As GpsB is an essential protein in S. aureus, we wondered if the expression of these dominant suppressor mutation-harboring copies of gpsB would impair the essential function of GpsB^SA in its native organism and be lethal to the cells. This straightforward analysis was complicated by the fact that overproduction of gpsB-gfp in S. aureus by itself is toxic and results in cell enlargement as reported previously (15). Thus, we were not able to conduct a thorough analysis. However, among these suppressors, it appears that Y14F, ΔLEE, and R72H are the most potent in inhibiting the function of native GpsB, as colony formation is almost completely eliminated upon their overproduction (Fig. S2C). Stable production of *GpsB^SA-GFP in S. aureus cells was also confirmed through Western blotting (Fig. S2D). Despite being one of the most toxic mutations, the ΔLEE mutant accumulates to a much lower extent than the other mutants.

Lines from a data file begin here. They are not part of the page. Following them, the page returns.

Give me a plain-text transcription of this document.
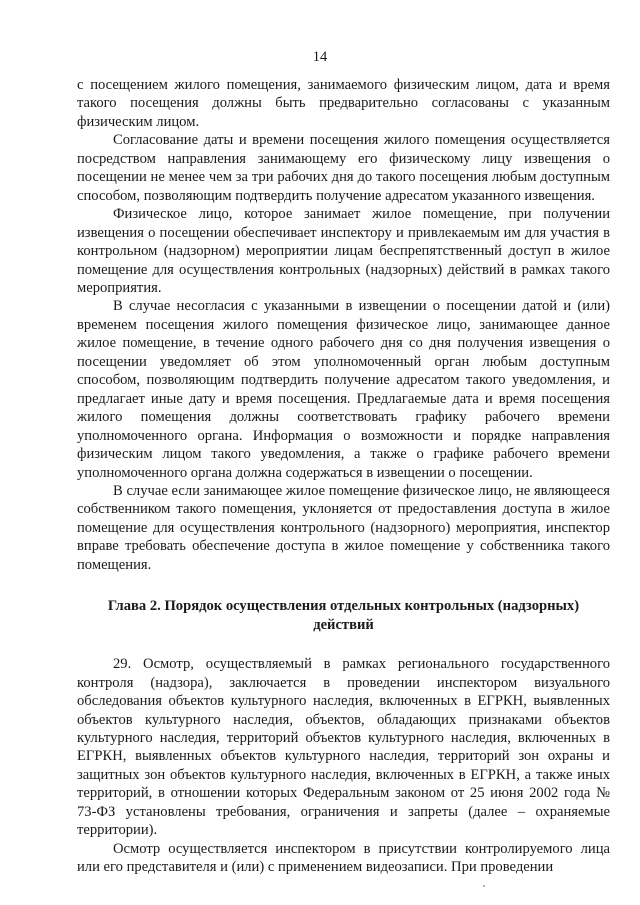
14

с посещением жилого помещения, занимаемого физическим лицом, дата и время такого посещения должны быть предварительно согласованы с указанным физическим лицом.

Согласование даты и времени посещения жилого помещения осуществляется посредством направления занимающему его физическому лицу извещения о посещении не менее чем за три рабочих дня до такого посещения любым доступным способом, позволяющим подтвердить получение адресатом указанного извещения.

Физическое лицо, которое занимает жилое помещение, при получении извещения о посещении обеспечивает инспектору и привлекаемым им для участия в контрольном (надзорном) мероприятии лицам беспрепятственный доступ в жилое помещение для осуществления контрольных (надзорных) действий в рамках такого мероприятия.

В случае несогласия с указанными в извещении о посещении датой и (или) временем посещения жилого помещения физическое лицо, занимающее данное жилое помещение, в течение одного рабочего дня со дня получения извещения о посещении уведомляет об этом уполномоченный орган любым доступным способом, позволяющим подтвердить получение адресатом такого уведомления, и предлагает иные дату и время посещения. Предлагаемые дата и время посещения жилого помещения должны соответствовать графику рабочего времени уполномоченного органа. Информация о возможности и порядке направления физическим лицом такого уведомления, а также о графике рабочего времени уполномоченного органа должна содержаться в извещении о посещении.

В случае если занимающее жилое помещение физическое лицо, не являющееся собственником такого помещения, уклоняется от предоставления доступа в жилое помещение для осуществления контрольного (надзорного) мероприятия, инспектор вправе требовать обеспечение доступа в жилое помещение у собственника такого помещения.

Глава 2. Порядок осуществления отдельных контрольных (надзорных)
действий

29. Осмотр, осуществляемый в рамках регионального государственного контроля (надзора), заключается в проведении инспектором визуального обследования объектов культурного наследия, включенных в ЕГРКН, выявленных объектов культурного наследия, объектов, обладающих признаками объектов культурного наследия, территорий объектов культурного наследия, включенных в ЕГРКН, выявленных объектов культурного наследия, территорий зон охраны и защитных зон объектов культурного наследия, включенных в ЕГРКН, а также иных территорий, в отношении которых Федеральным законом от 25 июня 2002 года № 73-ФЗ установлены требования, ограничения и запреты (далее – охраняемые территории).

Осмотр осуществляется инспектором в присутствии контролируемого лица или его представителя и (или) с применением видеозаписи. При проведении
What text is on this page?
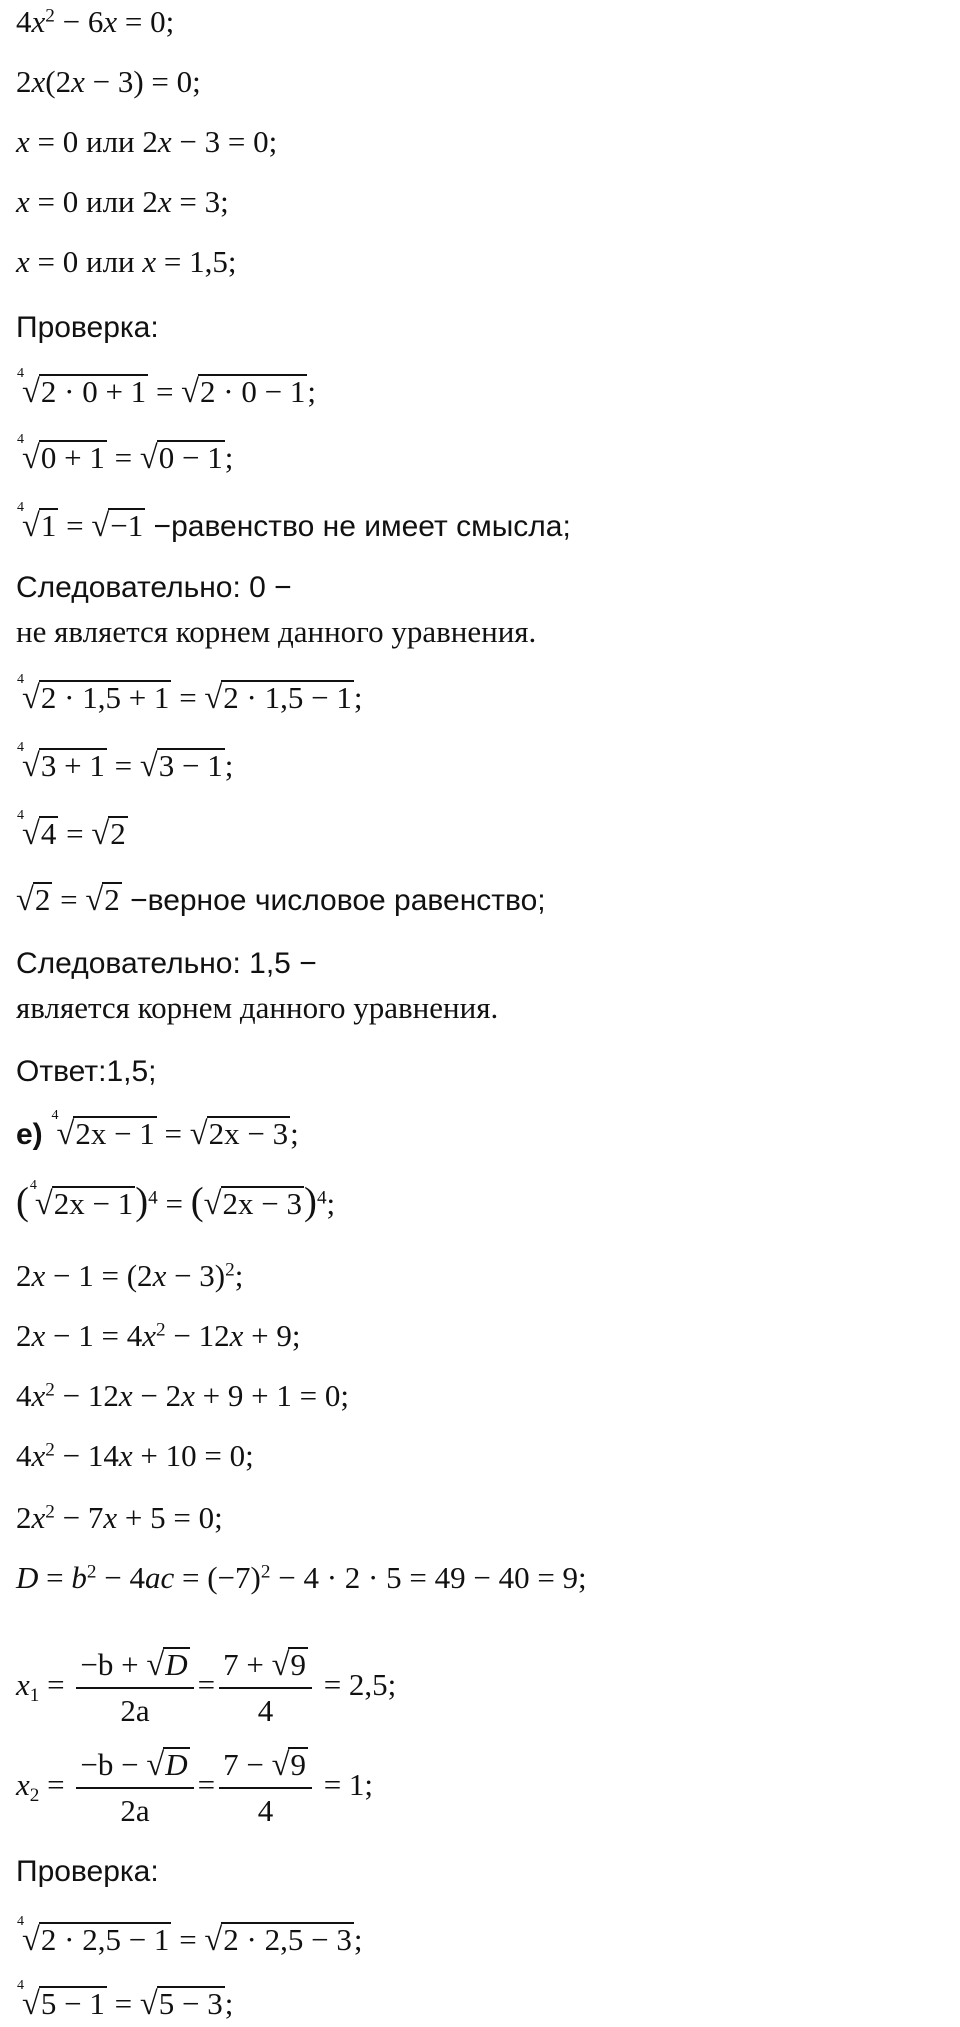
$4x^2 - 6x = 0$;
2x(2x − 3) = 0;
x = 0 или 2x − 3 = 0;
x = 0 или 2x = 3;
x = 0 или x = 1,5;
Проверка:
4
√2 · 0 + 1 = √2 · 0 − 1;
4
√0 + 1 = √0 − 1;
4
√1 = √−1 −равенство не имеет смысла;
Следовательно: 0 −
не является корнем данного уравнения.
4
√2 · 1,5 + 1 = √2 · 1,5 − 1;
4
√3 + 1 = √3 − 1;
4
√4 = √2
√2 = √2 −верное числовое равенство;
Следовательно: 1,5 −
является корнем данного уравнения.
Ответ:1,5;
е)
4
√2x − 1 = √2x − 3;
( 4
$√2x - 1)^4 = (√2x - 3)^4$;
$2x - 1 = (2x - 3)^2$;
$2x - 1 = 4x^2 - 12x + 9$;
$4x^2 - 12x - 2x + 9 + 1 = 0$;
$4x^2 - 14x + 10 = 0$;
$2x^2 - 7x + 5 = 0$;
$D = b^2 - 4ac = (-7)^2 - 4 \cdot 2 \cdot 5 = 49 - 40 = 9$;
$x_1 = \frac{-b + √D}{2a} = \frac{7 + √9}{4} = 2,5$;
$x_2 = \frac{-b - √D}{2a} = \frac{7 - √9}{4} = 1$;
Проверка:
4
√2 · 2,5 − 1 = √2 · 2,5 − 3;
4
√5 − 1 = √5 − 3;
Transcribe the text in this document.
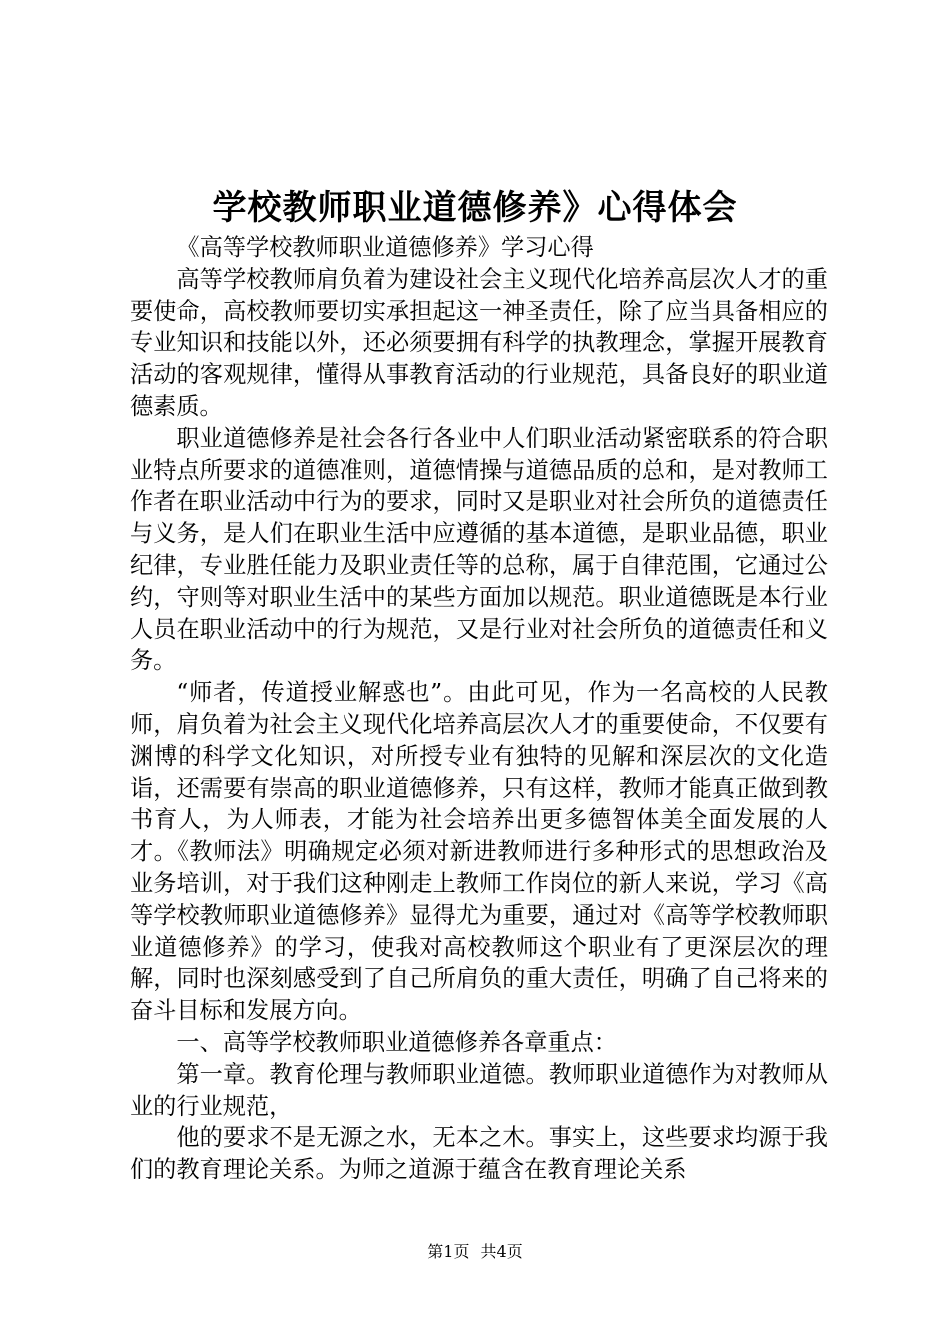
学校教师职业道德修养》心得体会

《高等学校教师职业道德修养》学习心得

高等学校教师肩负着为建设社会主义现代化培养高层次人才的重要使命，高校教师要切实承担起这一神圣责任，除了应当具备相应的专业知识和技能以外，还必须要拥有科学的执教理念，掌握开展教育活动的客观规律，懂得从事教育活动的行业规范，具备良好的职业道德素质。

职业道德修养是社会各行各业中人们职业活动紧密联系的符合职业特点所要求的道德准则，道德情操与道德品质的总和，是对教师工作者在职业活动中行为的要求，同时又是职业对社会所负的道德责任与义务，是人们在职业生活中应遵循的基本道德，是职业品德，职业纪律，专业胜任能力及职业责任等的总称，属于自律范围，它通过公约，守则等对职业生活中的某些方面加以规范。职业道德既是本行业人员在职业活动中的行为规范，又是行业对社会所负的道德责任和义务。

“师者，传道授业解惑也”。由此可见，作为一名高校的人民教师，肩负着为社会主义现代化培养高层次人才的重要使命，不仅要有渊博的科学文化知识，对所授专业有独特的见解和深层次的文化造诣，还需要有崇高的职业道德修养，只有这样，教师才能真正做到教书育人，为人师表，才能为社会培养出更多德智体美全面发展的人才。《教师法》明确规定必须对新进教师进行多种形式的思想政治及业务培训，对于我们这种刚走上教师工作岗位的新人来说，学习《高等学校教师职业道德修养》显得尤为重要，通过对《高等学校教师职业道德修养》的学习，使我对高校教师这个职业有了更深层次的理解，同时也深刻感受到了自己所肩负的重大责任，明确了自己将来的奋斗目标和发展方向。

一、高等学校教师职业道德修养各章重点：

第一章。教育伦理与教师职业道德。教师职业道德作为对教师从业的行业规范，

他的要求不是无源之水，无本之木。事实上，这些要求均源于我们的教育理论关系。为师之道源于蕴含在教育理论关系

第1页 共4页
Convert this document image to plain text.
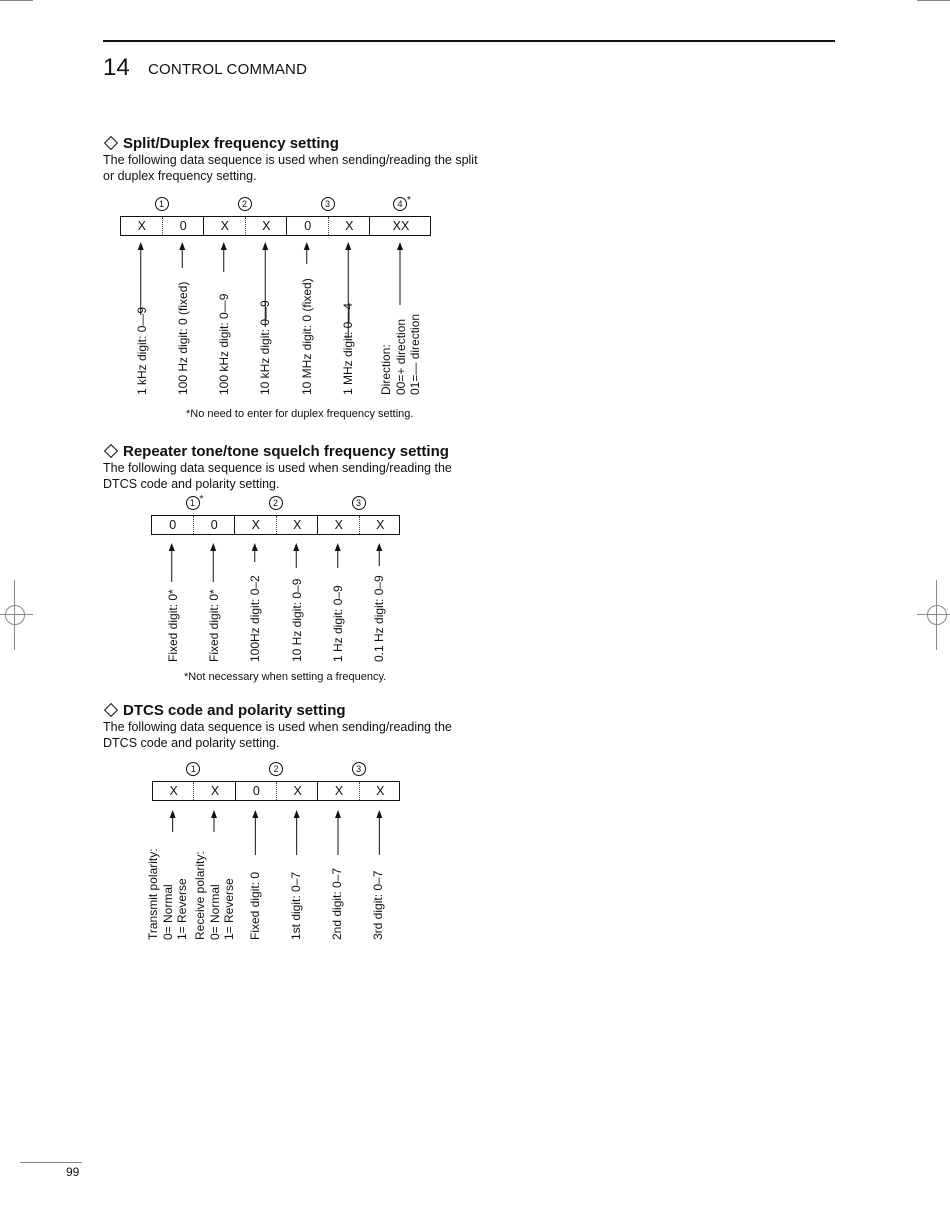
14 CONTROL COMMAND
Split/Duplex frequency setting
The following data sequence is used when sending/reading the split or duplex frequency setting.
X	0	X	X	0	X	XX
1	2	3	4 *
1 kHz digit: 0—9 100 Hz digit: 0 (fixed) 100 kHz digit: 0—9 10 kHz digit: 0—9 10 MHz digit: 0 (fixed) 1 MHz digit: 0—4 Direction: 00=+ direction 01=— direction
*No need to enter for duplex frequency setting.
Repeater tone/tone squelch frequency setting
The following data sequence is used when sending/reading the DTCS code and polarity setting.
0	0	X	X	X	X
1 *	2	3
Fixed digit: 0* Fixed digit: 0* 100Hz digit: 0–2 10 Hz digit: 0–9 1 Hz digit: 0–9 0.1 Hz digit: 0–9
*Not necessary when setting a frequency.
DTCS code and polarity setting
The following data sequence is used when sending/reading the DTCS code and polarity setting.
X	X	0	X	X	X
1	2	3
Transmit polarity: 0= Normal 1= Reverse Receive polarity: 0= Normal 1= Reverse Fixed digit: 0 1st digit: 0–7 2nd digit: 0–7 3rd digit: 0–7
99
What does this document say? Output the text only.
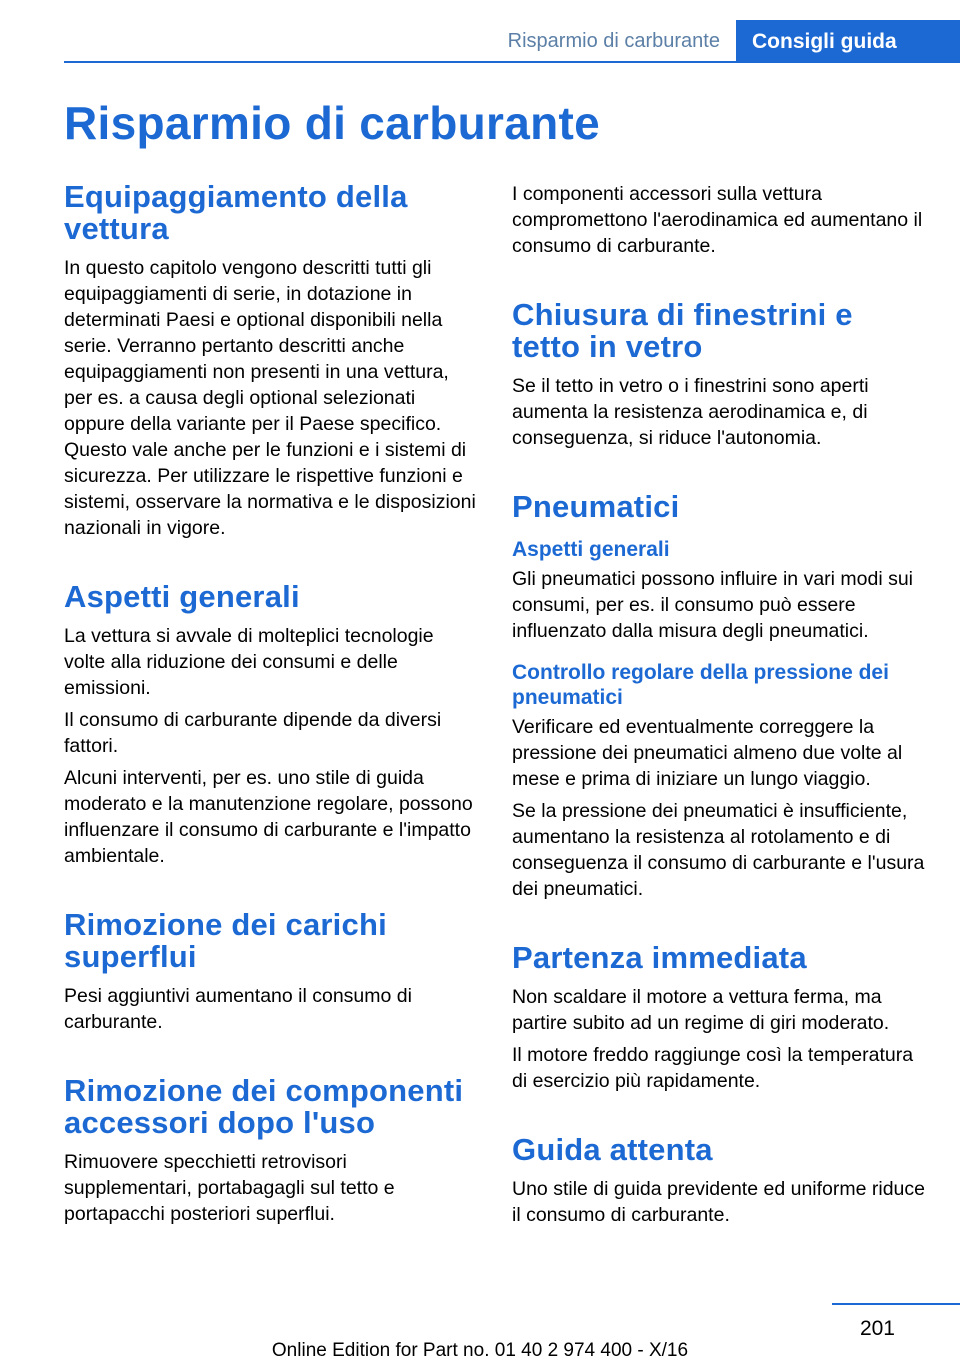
Risparmio di carburante Consigli guida
Risparmio di carburante
Equipaggiamento della vettura

In questo capitolo vengono descritti tutti gli equipaggiamenti di serie, in dotazione in determinati Paesi e optional disponibili nella serie. Verranno pertanto descritti anche equipaggiamenti non presenti in una vettura, per es. a causa degli optional selezionati oppure della variante per il Paese specifico. Questo vale anche per le funzioni e i sistemi di sicurezza. Per utilizzare le rispettive funzioni e sistemi, osservare la normativa e le disposizioni nazionali in vigore.

Aspetti generali

La vettura si avvale di molteplici tecnologie volte alla riduzione dei consumi e delle emissioni.

Il consumo di carburante dipende da diversi fattori.

Alcuni interventi, per es. uno stile di guida moderato e la manutenzione regolare, possono influenzare il consumo di carburante e l'impatto ambientale.

Rimozione dei carichi superflui

Pesi aggiuntivi aumentano il consumo di carburante.

Rimozione dei componenti accessori dopo l'uso

Rimuovere specchietti retrovisori supplementari, portabagagli sul tetto e portapacchi posteriori superflui.

I componenti accessori sulla vettura compromettono l'aerodinamica ed aumentano il consumo di carburante.

Chiusura di finestrini e tetto in vetro

Se il tetto in vetro o i finestrini sono aperti aumenta la resistenza aerodinamica e, di conseguenza, si riduce l'autonomia.

Pneumatici
Aspetti generali

Gli pneumatici possono influire in vari modi sui consumi, per es. il consumo può essere influenzato dalla misura degli pneumatici.

Controllo regolare della pressione dei pneumatici

Verificare ed eventualmente correggere la pressione dei pneumatici almeno due volte al mese e prima di iniziare un lungo viaggio.

Se la pressione dei pneumatici è insufficiente, aumentano la resistenza al rotolamento e di conseguenza il consumo di carburante e l'usura dei pneumatici.

Partenza immediata

Non scaldare il motore a vettura ferma, ma partire subito ad un regime di giri moderato.

Il motore freddo raggiunge così la temperatura di esercizio più rapidamente.

Guida attenta

Uno stile di guida previdente ed uniforme riduce il consumo di carburante.

201
Online Edition for Part no. 01 40 2 974 400 - X/16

Structural modeling analysis of GpsB^SA suppressor mutations.

The N-terminal domain of GpsB is characterized by an elongated coiled-coil dimer that is highly conserved among homologs (Fig. 3 and Fig. S3) and is highly similar to the lipid-binding domain of DivIVA (6). The GpsB monomer has two regions of organized secondary structure: a long α-helix of approximately 35 to 40 residues (α-helix 2) and a shorter, two-turn α-helix of approximately 8 residues (α-helix 1) (Fig. 3A). Near the membrane-binding region, α-helix 1 from one protomer converges at the interface of α-helix 2 and α-helix 1 from the other protomer to form a groove that binds to the cytoplasmic N-terminal domain of PBPs (6, 7). Although the PBP-binding site is conserved among GpsB homologs, a conclusive positive interaction between S. aureus GpsB and any of the PBPs has not been observed yet. The N-terminal domain of GpsB is connected by a nonconserved, disordered linker to a short, helical C-terminal domain.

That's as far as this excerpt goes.